Encryption: copy the folder to be encrypted in DOS to a new location (as shown above) or rename it ("Ren E:/mypics //./E:/My/myfiles
")
Decryption: in DOS, change the folder name to the normal format ("Ren //./E:/My/myfiles
Mypics ").

3. Use special characters (..)
Features and recognition: the name of the encrypted folder ends with a dot, for example, "myfiles.". The folder cannot be accessed, copied, deleted, or moved.
Principle: Same as above; Windows does not allow the end of a vertex. In this case, the following vertex is removed. However, when a folder has two dots at the same time, the system only displays one vertex. When operating on this file, you will be prompted that the specified file cannot be found and cannot be opened.
Encryption: Rename the folder "Ren E:/mypics/E:/system ../" under DOS ../". In this way, the "System." folder appears in windows.

Decryption: use the "DIR/X" command in DOS to display files, which are similar to "<dir>
System ~ 1 system. Use the name (system ~ 1) to rename: "Ren
System ~ 1 myfiles ". In this way, "system." is changed to the normal form of "myfiles", you can view the folder content.

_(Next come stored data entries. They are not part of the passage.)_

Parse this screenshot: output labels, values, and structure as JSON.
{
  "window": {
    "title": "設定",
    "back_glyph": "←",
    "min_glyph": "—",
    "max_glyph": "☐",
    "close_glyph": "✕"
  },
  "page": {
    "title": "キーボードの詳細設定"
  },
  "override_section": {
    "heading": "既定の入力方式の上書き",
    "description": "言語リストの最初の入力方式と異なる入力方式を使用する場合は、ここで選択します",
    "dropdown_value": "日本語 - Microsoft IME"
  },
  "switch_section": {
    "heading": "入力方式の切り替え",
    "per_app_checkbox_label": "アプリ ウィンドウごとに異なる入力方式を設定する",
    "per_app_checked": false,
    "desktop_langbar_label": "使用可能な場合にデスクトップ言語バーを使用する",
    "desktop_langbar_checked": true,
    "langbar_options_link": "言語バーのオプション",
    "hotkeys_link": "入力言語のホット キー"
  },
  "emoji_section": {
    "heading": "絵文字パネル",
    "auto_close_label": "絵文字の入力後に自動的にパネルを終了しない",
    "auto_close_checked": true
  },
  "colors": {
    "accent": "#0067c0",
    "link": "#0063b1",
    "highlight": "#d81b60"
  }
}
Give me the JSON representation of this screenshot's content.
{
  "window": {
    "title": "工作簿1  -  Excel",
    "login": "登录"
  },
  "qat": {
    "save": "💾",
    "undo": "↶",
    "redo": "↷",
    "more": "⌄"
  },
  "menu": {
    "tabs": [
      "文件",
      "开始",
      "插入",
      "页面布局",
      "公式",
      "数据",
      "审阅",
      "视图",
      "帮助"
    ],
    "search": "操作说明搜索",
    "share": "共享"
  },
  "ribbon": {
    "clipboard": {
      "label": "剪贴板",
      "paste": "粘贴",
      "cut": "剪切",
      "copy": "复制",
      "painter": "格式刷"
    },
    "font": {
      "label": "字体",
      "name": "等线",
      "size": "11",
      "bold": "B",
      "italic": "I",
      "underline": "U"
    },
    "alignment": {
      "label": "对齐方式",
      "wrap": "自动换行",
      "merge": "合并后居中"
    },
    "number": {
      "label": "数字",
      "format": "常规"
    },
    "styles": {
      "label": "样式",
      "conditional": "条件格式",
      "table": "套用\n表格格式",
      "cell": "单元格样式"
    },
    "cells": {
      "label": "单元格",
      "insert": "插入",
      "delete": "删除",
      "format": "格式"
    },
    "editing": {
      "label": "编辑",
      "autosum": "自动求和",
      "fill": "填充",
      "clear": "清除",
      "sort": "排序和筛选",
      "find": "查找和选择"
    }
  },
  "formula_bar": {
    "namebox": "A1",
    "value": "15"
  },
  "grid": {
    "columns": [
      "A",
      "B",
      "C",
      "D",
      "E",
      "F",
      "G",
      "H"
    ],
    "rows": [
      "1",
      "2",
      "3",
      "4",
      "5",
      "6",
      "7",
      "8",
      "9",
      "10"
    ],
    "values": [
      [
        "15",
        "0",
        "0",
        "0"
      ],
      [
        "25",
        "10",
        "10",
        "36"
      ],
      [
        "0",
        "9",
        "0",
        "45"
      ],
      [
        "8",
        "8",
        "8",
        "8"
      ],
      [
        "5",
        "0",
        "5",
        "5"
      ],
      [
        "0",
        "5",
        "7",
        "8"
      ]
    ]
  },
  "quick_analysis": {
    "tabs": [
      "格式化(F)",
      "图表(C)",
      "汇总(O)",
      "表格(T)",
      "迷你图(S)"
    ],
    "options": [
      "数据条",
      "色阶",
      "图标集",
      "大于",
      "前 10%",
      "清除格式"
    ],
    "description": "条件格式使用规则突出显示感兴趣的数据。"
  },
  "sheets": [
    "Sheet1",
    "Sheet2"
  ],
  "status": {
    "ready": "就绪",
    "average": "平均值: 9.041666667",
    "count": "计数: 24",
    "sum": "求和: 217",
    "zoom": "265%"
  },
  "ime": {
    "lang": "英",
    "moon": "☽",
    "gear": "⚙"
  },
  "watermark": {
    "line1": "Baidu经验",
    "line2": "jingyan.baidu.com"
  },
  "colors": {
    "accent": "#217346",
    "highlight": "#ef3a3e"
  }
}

In fact, you can combine several methods to achieve better hiding effect. For example, you can move a folder to a folder encrypted by method 3, and then to a folder encrypted by method 2, use method 1
The folder is disguised as a recycle bin in the root directory, and hidden and system properties are added. Then, the original folder (which is already empty) is disguised as a web folder in method 1. This method is used by software such as the folder encryption wizard.
You can use the encryption method to encrypt the data quickly. You can use the method to decrypt the data layer by layer without the password used for encryption.